The Day I Had 14 Open Positions: Why Concentration Limits Exist
Caps maximum open positions per cluster and total, preventing overexposure during high-signal periods and keeping portfolio heat at 3% max.
The 14-Position Wake-Up Call
In early testing without concentration limits, a strong trending day produced 14 simultaneous open positions. The system was correct on direction for most of them. But the combined portfolio heat exceeded 8% of account equity, meaning a single adverse move could have hit the daily FTMO limit.

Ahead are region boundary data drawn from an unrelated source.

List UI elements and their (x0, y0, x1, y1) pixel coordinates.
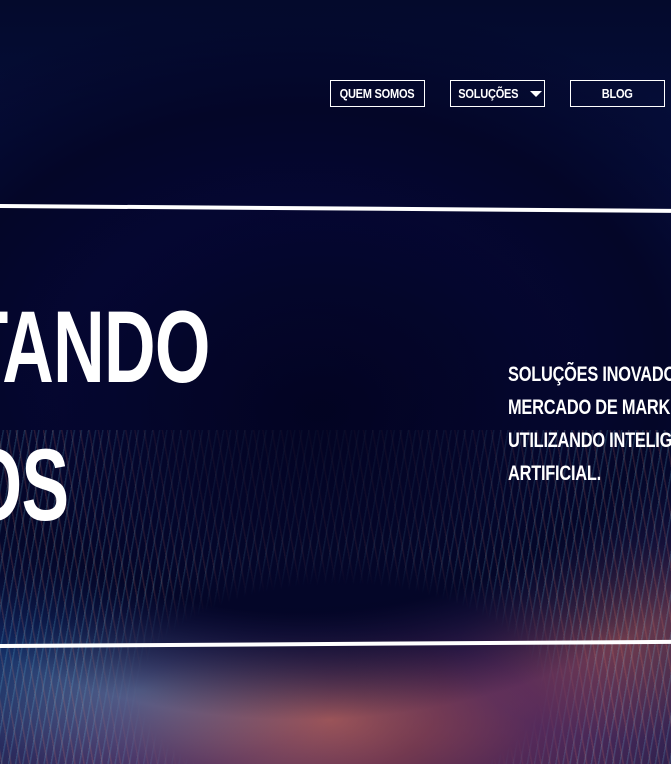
tagline-line: MERCADO DE MARKET (508, 396, 671, 419)
nav-quem-somos-label: QUEM SOMOS (340, 86, 415, 101)
caret-down-icon (529, 90, 542, 97)
tagline-line: UTILIZANDO INTELIGÊN (508, 429, 671, 452)
tagline-line: SOLUÇÕES INOVADORA (508, 363, 671, 386)
nav-blog-button[interactable]: BLOG (570, 80, 665, 107)
hero-tagline: SOLUÇÕES INOVADORA MERCADO DE MARKET UTI… (508, 358, 671, 490)
nav-blog-label: BLOG (602, 86, 633, 101)
nav-quem-somos-button[interactable]: QUEM SOMOS (330, 80, 425, 107)
hero-section: QUEM SOMOS SOLUÇÕES BLOG CTANDO OS SOLUÇ… (0, 0, 671, 764)
headline-line-2: OS (0, 428, 69, 542)
headline-line-1: CTANDO (0, 290, 211, 404)
nav-solucoes-dropdown[interactable]: SOLUÇÕES (450, 80, 545, 107)
main-navigation: QUEM SOMOS SOLUÇÕES BLOG (0, 80, 671, 107)
nav-solucoes-label: SOLUÇÕES (458, 86, 519, 101)
tagline-line: ARTIFICIAL. (508, 462, 601, 485)
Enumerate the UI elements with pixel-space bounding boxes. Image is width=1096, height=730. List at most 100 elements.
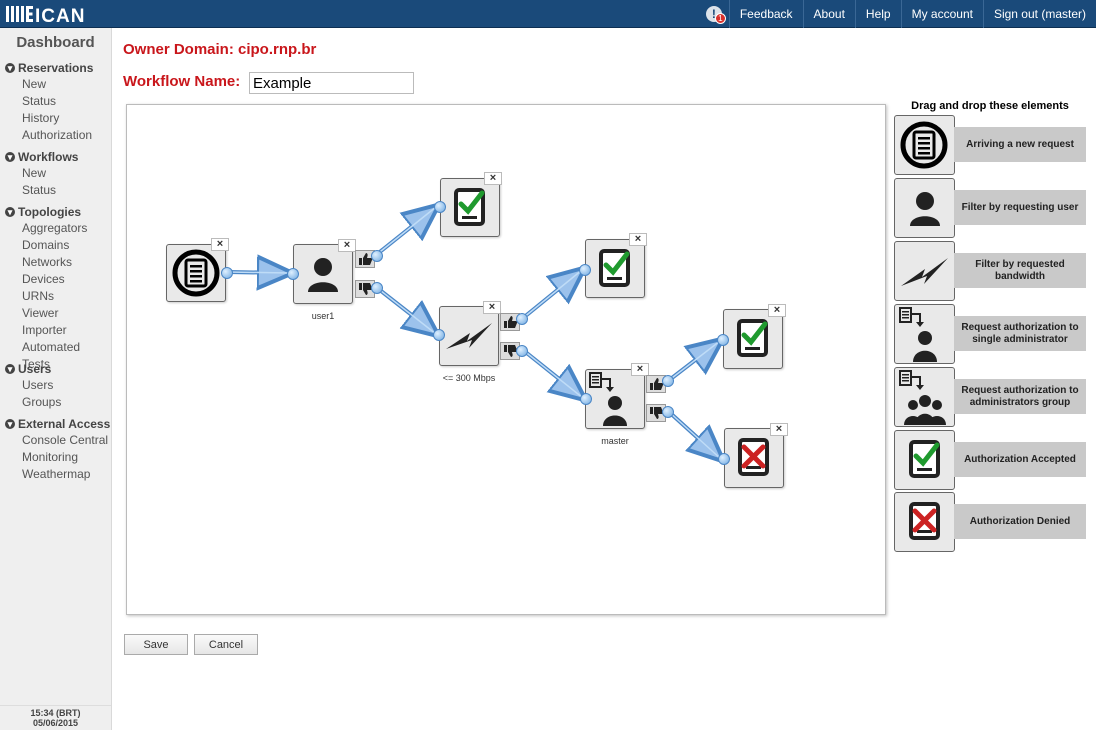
- bandwidth-icon[interactable]: [894, 241, 955, 301]
- bandwidth-filter-node[interactable]: [439, 306, 499, 366]
- remove-node-button[interactable]: ×: [629, 233, 647, 246]
- new-request-icon: [172, 249, 220, 297]
- meican-logo[interactable]: ICAN: [4, 2, 110, 26]
- sidebar-item-weathermap[interactable]: Weathermap: [0, 466, 111, 483]
- sidebar-section-users[interactable]: ▾ Users: [0, 360, 111, 377]
- workflow-canvas[interactable]: × × user1 × × <= 300 Mbps × × master × ×: [126, 104, 886, 615]
- notifications-button[interactable]: ! 1: [699, 0, 729, 28]
- remove-node-button[interactable]: ×: [211, 238, 229, 251]
- denied-icon[interactable]: [894, 492, 955, 552]
- accepted-node[interactable]: [440, 178, 500, 237]
- single-admin-node[interactable]: [585, 369, 645, 429]
- palette-title: Drag and drop these elements: [911, 100, 1069, 112]
- input-port[interactable]: [287, 268, 299, 280]
- palette-item-label: Filter by requested bandwidth: [954, 253, 1086, 288]
- sidebar-item-workflows-new[interactable]: New: [0, 165, 111, 182]
- expand-icon: ▾: [5, 206, 15, 217]
- input-port[interactable]: [717, 334, 729, 346]
- palette-item-label: Authorization Denied: [954, 504, 1086, 539]
- palette-item-single-admin[interactable]: Request authorization to single administ…: [894, 304, 1086, 364]
- remove-node-button[interactable]: ×: [770, 423, 788, 436]
- new-request-node[interactable]: [166, 244, 226, 302]
- accept-port[interactable]: [662, 375, 674, 387]
- accepted-node[interactable]: [585, 239, 645, 298]
- sidebar-item-viewer[interactable]: Viewer: [0, 305, 111, 322]
- remove-node-button[interactable]: ×: [338, 239, 356, 252]
- top-nav: ! 1 Feedback About Help My account Sign …: [699, 0, 1096, 28]
- sidebar-item-console-central[interactable]: Console Central: [0, 432, 111, 449]
- admin-group-icon[interactable]: [894, 367, 955, 427]
- palette-item-denied[interactable]: Authorization Denied: [894, 492, 1086, 552]
- cancel-button[interactable]: Cancel: [194, 634, 258, 655]
- input-port[interactable]: [434, 201, 446, 213]
- accept-port[interactable]: [516, 313, 528, 325]
- denied-node[interactable]: [724, 428, 784, 488]
- palette-item-accepted[interactable]: Authorization Accepted: [894, 430, 1086, 490]
- sidebar-item-domains[interactable]: Domains: [0, 237, 111, 254]
- nav-sign-out-link[interactable]: Sign out (master): [982, 0, 1096, 28]
- palette-item-label: Arriving a new request: [954, 127, 1086, 162]
- sidebar-item-reservations-new[interactable]: New: [0, 76, 111, 93]
- sidebar-item-reservations-history[interactable]: History: [0, 110, 111, 127]
- expand-icon: ▾: [5, 363, 15, 374]
- accepted-icon[interactable]: [894, 430, 955, 490]
- sidebar-item-reservations-authorization[interactable]: Authorization: [0, 127, 111, 144]
- denied-icon: [738, 438, 769, 476]
- nav-about-link[interactable]: About: [802, 0, 855, 28]
- user-icon[interactable]: [894, 178, 955, 238]
- user-filter-node[interactable]: [293, 244, 353, 304]
- accepted-icon: [454, 188, 485, 226]
- clock-date: 05/06/2015: [32, 718, 79, 728]
- deny-port[interactable]: [516, 345, 528, 357]
- sidebar-item-workflows-status[interactable]: Status: [0, 182, 111, 199]
- top-bar: ICAN ! 1 Feedback About Help My account …: [0, 0, 1096, 28]
- input-port[interactable]: [718, 453, 730, 465]
- input-port[interactable]: [579, 264, 591, 276]
- section-label: Users: [18, 361, 52, 376]
- input-port[interactable]: [580, 393, 592, 405]
- sidebar: Dashboard ▾ Reservations New Status Histo…: [0, 28, 112, 730]
- palette-item-user-filter[interactable]: Filter by requesting user: [894, 178, 1086, 238]
- sidebar-item-urns[interactable]: URNs: [0, 288, 111, 305]
- sidebar-item-users[interactable]: Users: [0, 377, 111, 394]
- nav-my-account-link[interactable]: My account: [900, 0, 983, 28]
- sidebar-item-monitoring[interactable]: Monitoring: [0, 449, 111, 466]
- accepted-node[interactable]: [723, 309, 783, 369]
- sidebar-section-reservations[interactable]: ▾ Reservations: [0, 59, 111, 76]
- sidebar-item-automated-tests[interactable]: Automated Tests: [0, 339, 111, 371]
- palette-item-admin-group[interactable]: Request authorization to administrators …: [894, 367, 1086, 427]
- owner-domain-title: Owner Domain: cipo.rnp.br: [123, 41, 317, 58]
- section-label: Reservations: [18, 60, 94, 75]
- sidebar-item-devices[interactable]: Devices: [0, 271, 111, 288]
- sidebar-section-topologies[interactable]: ▾ Topologies: [0, 203, 111, 220]
- remove-node-button[interactable]: ×: [768, 304, 786, 317]
- sidebar-section-external-access[interactable]: ▾ External Access: [0, 415, 111, 432]
- palette-item-bandwidth-filter[interactable]: Filter by requested bandwidth: [894, 241, 1086, 301]
- sidebar-title[interactable]: Dashboard: [0, 34, 111, 51]
- nav-help-link[interactable]: Help: [854, 0, 901, 28]
- sidebar-item-groups[interactable]: Groups: [0, 394, 111, 411]
- sidebar-item-aggregators[interactable]: Aggregators: [0, 220, 111, 237]
- remove-node-button[interactable]: ×: [484, 172, 502, 185]
- save-button[interactable]: Save: [124, 634, 188, 655]
- deny-port[interactable]: [371, 282, 383, 294]
- input-port[interactable]: [433, 329, 445, 341]
- sidebar-item-reservations-status[interactable]: Status: [0, 93, 111, 110]
- palette-item-label: Request authorization to single administ…: [954, 316, 1086, 351]
- accept-port[interactable]: [371, 250, 383, 262]
- remove-node-button[interactable]: ×: [483, 301, 501, 314]
- deny-port[interactable]: [662, 406, 674, 418]
- notification-count-badge: 1: [714, 13, 726, 24]
- sidebar-section-workflows[interactable]: ▾ Workflows: [0, 148, 111, 165]
- section-label: External Access: [18, 416, 111, 431]
- nav-feedback-link[interactable]: Feedback: [728, 0, 803, 28]
- single-admin-icon[interactable]: [894, 304, 955, 364]
- section-label: Workflows: [18, 149, 79, 164]
- sidebar-item-networks[interactable]: Networks: [0, 254, 111, 271]
- palette-item-label: Filter by requesting user: [954, 190, 1086, 225]
- workflow-name-input[interactable]: [249, 72, 414, 94]
- output-port[interactable]: [221, 267, 233, 279]
- new-request-icon[interactable]: [894, 115, 955, 175]
- palette-item-new-request[interactable]: Arriving a new request: [894, 115, 1086, 175]
- sidebar-item-importer[interactable]: Importer: [0, 322, 111, 339]
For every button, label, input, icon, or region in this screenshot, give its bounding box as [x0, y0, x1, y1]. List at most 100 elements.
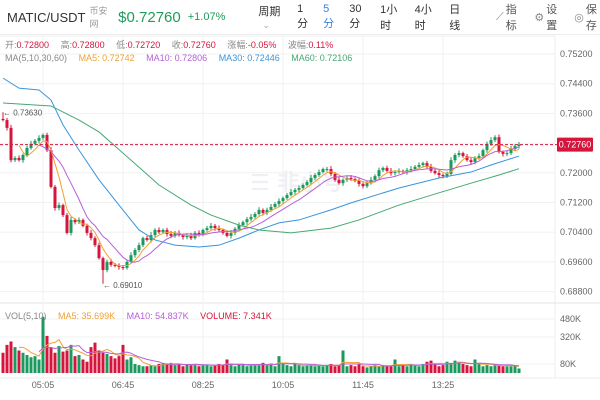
candle-body — [21, 154, 25, 161]
y-tick-label: 0.68800 — [560, 287, 593, 297]
ma-label: MA(5,10,30,60) — [5, 53, 68, 63]
candle-body — [457, 153, 461, 155]
candle-body — [481, 150, 485, 157]
candle — [377, 167, 381, 179]
volume-bar — [305, 365, 309, 373]
high-label: 高: — [60, 40, 73, 50]
volume-bar — [289, 366, 293, 373]
volume-bar — [5, 344, 9, 373]
volume-bar — [405, 366, 409, 373]
volume-bar — [209, 366, 213, 373]
volume-bar — [81, 359, 85, 373]
candle-body — [421, 163, 425, 165]
candle-body — [505, 153, 509, 155]
candle-body — [469, 160, 473, 163]
candle — [509, 146, 513, 155]
candle — [457, 150, 461, 158]
candle — [121, 265, 125, 271]
candle — [417, 162, 421, 169]
ma30-value: MA30: 0.72446 — [218, 53, 280, 63]
ma60-line — [2, 102, 520, 234]
volume-value: VOLUME: 7.341K — [200, 311, 272, 321]
candle — [101, 256, 105, 284]
candle-body — [437, 173, 441, 176]
volume-bar — [121, 344, 125, 373]
candle-body — [289, 192, 293, 196]
volume-bar — [345, 366, 349, 373]
volume-bar — [37, 359, 41, 373]
candle — [381, 166, 385, 173]
amplitude-label: 波幅: — [287, 40, 309, 50]
y-tick-label: 0.74400 — [560, 79, 593, 89]
volume-bar — [13, 347, 17, 373]
candle-body — [453, 154, 457, 161]
volume-bar — [517, 368, 521, 373]
candle — [249, 213, 253, 222]
volume-info: VOL(5,10) MA5: 35.699K MA10: 54.837K VOL… — [5, 311, 281, 321]
volume-bar — [153, 366, 157, 373]
candle-body — [461, 153, 465, 157]
volume-bar — [41, 316, 45, 373]
volume-bar — [201, 365, 205, 373]
candle-body — [301, 185, 305, 189]
candle-body — [409, 169, 413, 171]
volume-bar — [61, 351, 65, 373]
volume-bar — [145, 366, 149, 373]
candle-body — [49, 150, 53, 187]
volume-bar — [189, 365, 193, 373]
candle — [469, 157, 473, 165]
volume-tick-label: 80K — [560, 359, 576, 369]
candle-body — [213, 225, 217, 229]
candle — [185, 233, 189, 240]
volume-bar — [273, 366, 277, 373]
candle — [93, 236, 97, 248]
candle — [277, 198, 281, 207]
volume-bar — [181, 366, 185, 373]
volume-bar — [141, 366, 145, 373]
volume-bar — [501, 366, 505, 373]
ma5-line — [18, 140, 520, 267]
volume-bar — [73, 356, 77, 373]
volume-bar — [229, 365, 233, 373]
volume-bar — [33, 356, 37, 373]
candle-body — [197, 232, 201, 235]
candle-body — [69, 219, 73, 233]
candle-body — [257, 209, 261, 214]
ma5-value: MA5: 0.72742 — [78, 53, 135, 63]
vol-ma5-value: MA5: 35.699K — [58, 311, 116, 321]
volume-bar — [1, 352, 5, 373]
ma-info: MA(5,10,30,60) MA5: 0.72742 MA10: 0.7280… — [5, 53, 361, 63]
candle-body — [105, 261, 109, 271]
volume-bar — [425, 361, 429, 373]
high-marker-label: ← 0.73630 — [3, 108, 43, 117]
candle — [145, 235, 149, 242]
volume-bar — [497, 365, 501, 373]
candle-body — [253, 213, 257, 217]
low-label: 低: — [116, 40, 128, 50]
candle-body — [501, 151, 505, 154]
volume-bar — [489, 366, 493, 373]
candle — [257, 207, 261, 216]
volume-bar — [313, 366, 317, 373]
candle — [41, 133, 45, 141]
volume-bar — [301, 366, 305, 373]
candle-body — [225, 232, 229, 236]
volume-bar — [241, 365, 245, 373]
ma60-value: MA60: 0.72106 — [291, 53, 353, 63]
volume-bar — [173, 365, 177, 373]
volume-tick-label: 480K — [560, 314, 581, 324]
volume-bar — [253, 365, 257, 373]
volume-bar — [293, 364, 297, 373]
candle — [89, 229, 93, 241]
candle-body — [185, 235, 189, 237]
vol-label: VOL(5,10) — [5, 311, 47, 321]
x-tick-label: 13:25 — [432, 380, 455, 390]
volume-bar — [21, 352, 25, 373]
volume-bar — [89, 347, 93, 373]
candle-body — [297, 188, 301, 190]
candle — [157, 227, 161, 235]
volume-bar — [29, 357, 33, 373]
volume-bar — [281, 364, 285, 373]
volume-bar — [309, 365, 313, 373]
candle-body — [153, 229, 157, 236]
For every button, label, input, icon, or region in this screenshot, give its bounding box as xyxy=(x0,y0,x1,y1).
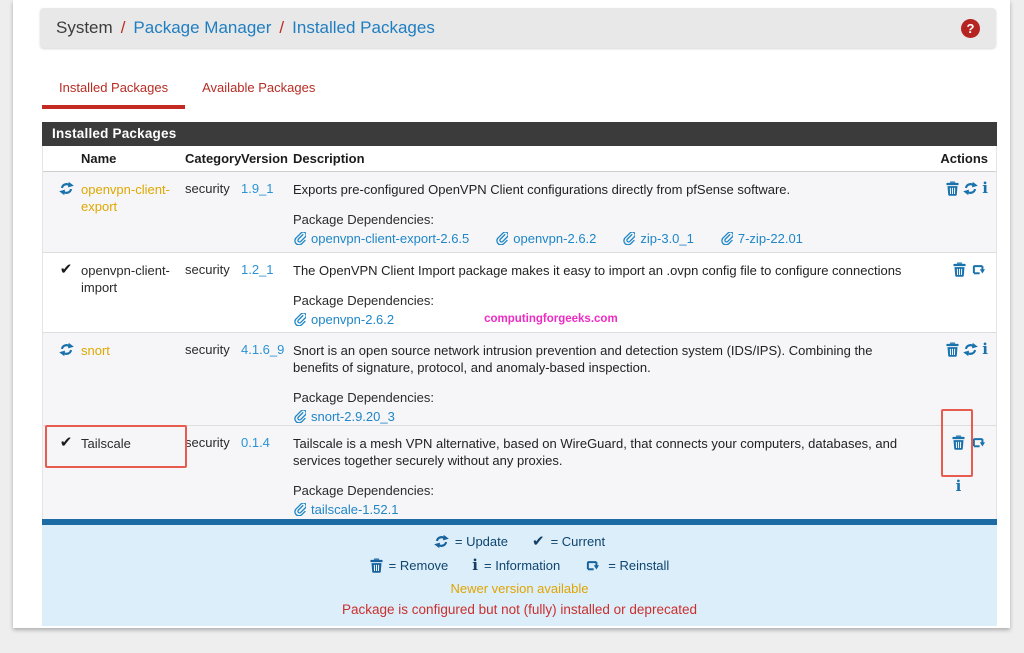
paperclip-icon xyxy=(293,410,306,423)
version-link[interactable]: 0.1.4 xyxy=(241,435,270,450)
panel-title: Installed Packages xyxy=(42,122,997,146)
trash-icon xyxy=(370,558,383,573)
package-category: security xyxy=(185,342,241,425)
column-header-version: Version xyxy=(241,151,293,166)
package-category: security xyxy=(185,435,241,519)
breadcrumb: System / Package Manager / Installed Pac… xyxy=(40,8,996,48)
reinstall-icon[interactable] xyxy=(970,435,988,476)
tab-available-packages[interactable]: Available Packages xyxy=(185,68,332,107)
dependencies-label: Package Dependencies: xyxy=(293,212,912,228)
update-status-icon xyxy=(59,181,74,196)
legend: = Update ✔ = Current = Remove i = Inform… xyxy=(42,525,997,626)
column-header-description: Description xyxy=(293,151,926,166)
legend-update: = Update xyxy=(434,534,508,549)
legend-current: ✔ = Current xyxy=(532,534,605,549)
information-icon[interactable]: i xyxy=(982,181,988,196)
package-description: Tailscale is a mesh VPN alternative, bas… xyxy=(293,435,912,469)
tab-installed-packages[interactable]: Installed Packages xyxy=(42,68,185,107)
legend-reinstall: = Reinstall xyxy=(584,558,669,573)
update-icon[interactable] xyxy=(963,181,978,196)
paperclip-icon xyxy=(293,313,306,326)
breadcrumb-separator: / xyxy=(279,18,284,38)
breadcrumb-system: System xyxy=(56,18,113,38)
update-icon xyxy=(434,534,449,549)
current-status-icon: ✔ xyxy=(60,434,73,451)
package-category: security xyxy=(185,262,241,332)
update-status-icon xyxy=(59,342,74,357)
update-icon[interactable] xyxy=(963,342,978,357)
dependency-link[interactable]: snort-2.9.20_3 xyxy=(293,408,395,425)
help-icon[interactable]: ? xyxy=(961,19,980,38)
remove-icon[interactable] xyxy=(952,435,965,476)
column-header-name: Name xyxy=(81,151,185,166)
remove-icon[interactable] xyxy=(946,181,959,196)
package-name: openvpn-client-import xyxy=(81,262,185,332)
dependency-link[interactable]: openvpn-2.6.2 xyxy=(293,311,394,328)
paperclip-icon xyxy=(720,232,733,245)
dependency-link[interactable]: 7-zip-22.01 xyxy=(720,230,803,247)
package-description: Exports pre-configured OpenVPN Client co… xyxy=(293,181,912,198)
package-description: The OpenVPN Client Import package makes … xyxy=(293,262,912,279)
check-icon: ✔ xyxy=(532,534,545,549)
breadcrumb-installed-packages[interactable]: Installed Packages xyxy=(292,18,435,38)
paperclip-icon xyxy=(495,232,508,245)
version-link[interactable]: 1.2_1 xyxy=(241,262,274,277)
dependency-link[interactable]: zip-3.0_1 xyxy=(622,230,693,247)
current-status-icon: ✔ xyxy=(60,261,73,278)
paperclip-icon xyxy=(293,232,306,245)
paperclip-icon xyxy=(293,503,306,516)
legend-deprecated: Package is configured but not (fully) in… xyxy=(42,599,997,620)
breadcrumb-package-manager[interactable]: Package Manager xyxy=(133,18,271,38)
dependency-link[interactable]: openvpn-2.6.2 xyxy=(495,230,596,247)
info-icon: i xyxy=(472,558,478,573)
column-header-category: Category xyxy=(185,151,241,166)
package-name: Tailscale xyxy=(81,435,185,519)
dependencies-label: Package Dependencies: xyxy=(293,483,912,499)
legend-remove: = Remove xyxy=(370,558,449,573)
table-row-tailscale: ✔ Tailscale security 0.1.4 Tailscale is … xyxy=(43,425,996,519)
package-name: openvpn-client-export xyxy=(81,181,185,252)
reinstall-icon[interactable] xyxy=(970,262,988,277)
column-header-actions: Actions xyxy=(926,151,988,166)
dependency-link[interactable]: openvpn-client-export-2.6.5 xyxy=(293,230,469,247)
table-row-openvpn-client-import: ✔ openvpn-client-import security 1.2_1 T… xyxy=(43,252,996,332)
legend-information: i = Information xyxy=(472,558,560,573)
table-header-row: Name Category Version Description Action… xyxy=(43,146,996,172)
pfsense-page: System / Package Manager / Installed Pac… xyxy=(13,0,1010,628)
paperclip-icon xyxy=(622,232,635,245)
version-link[interactable]: 4.1.6_9 xyxy=(241,342,284,357)
table-row-openvpn-client-export: openvpn-client-export security 1.9_1 Exp… xyxy=(43,172,996,252)
package-category: security xyxy=(185,181,241,252)
remove-icon[interactable] xyxy=(946,342,959,357)
package-description: Snort is an open source network intrusio… xyxy=(293,342,912,376)
watermark: computingforgeeks.com xyxy=(484,311,618,328)
breadcrumb-separator: / xyxy=(121,18,126,38)
information-icon[interactable]: i xyxy=(982,342,988,357)
tab-bar: Installed Packages Available Packages xyxy=(42,68,332,107)
dependencies-label: Package Dependencies: xyxy=(293,390,912,406)
version-link[interactable]: 1.9_1 xyxy=(241,181,274,196)
dependencies-label: Package Dependencies: xyxy=(293,293,912,309)
table-row-snort: snort security 4.1.6_9 Snort is an open … xyxy=(43,332,996,425)
remove-icon[interactable] xyxy=(953,262,966,277)
installed-packages-panel: Installed Packages Name Category Version… xyxy=(42,122,997,626)
information-icon[interactable]: i xyxy=(952,479,965,520)
reinstall-icon xyxy=(584,558,602,573)
legend-newer-version: Newer version available xyxy=(42,578,997,599)
package-name: snort xyxy=(81,342,185,425)
dependency-link[interactable]: tailscale-1.52.1 xyxy=(293,501,398,518)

S19 caps total open positions at 8 and per-cluster positions at 3. When limits are reached, new signals are queued but not executed until an existing position closes. The 3% maximum portfolio heat rule ensures that even if all positions move against you simultaneously, the daily loss stays within FTMO limits.
Why Queue, Not Block
S19 does not discard excess signals. It queues them with their original confidence scores and timestamps. If a position closes within the signal's validity window (configurable, default 4 bars), the queued signal can still execute. This preserves opportunity while respecting concentration limits.
About 8% of all queued signals eventually execute after a position closes. The remaining 92% expire without execution. Of those expired signals, post-hoc analysis shows they would have performed similarly to executed signals, confirming that the filter is removing trades randomly rather than selectively eliminating winners.
Portfolio Heat as the Real Constraint
The position count limit is a proxy for the real constraint: portfolio heat. S19 calculates total risk across all open positions by summing each position's dollar risk to stop. This total cannot exceed 3% of account equity. In practice, the 3% heat limit triggers before the 8-position limit about 60% of the time because some instruments have wider stops that consume more heat budget. The position limit exists as a hard backstop for the cases where many tight-stop trades accumulate. Both limits together ensure the system never takes on more aggregate risk than the FTMO framework can handle.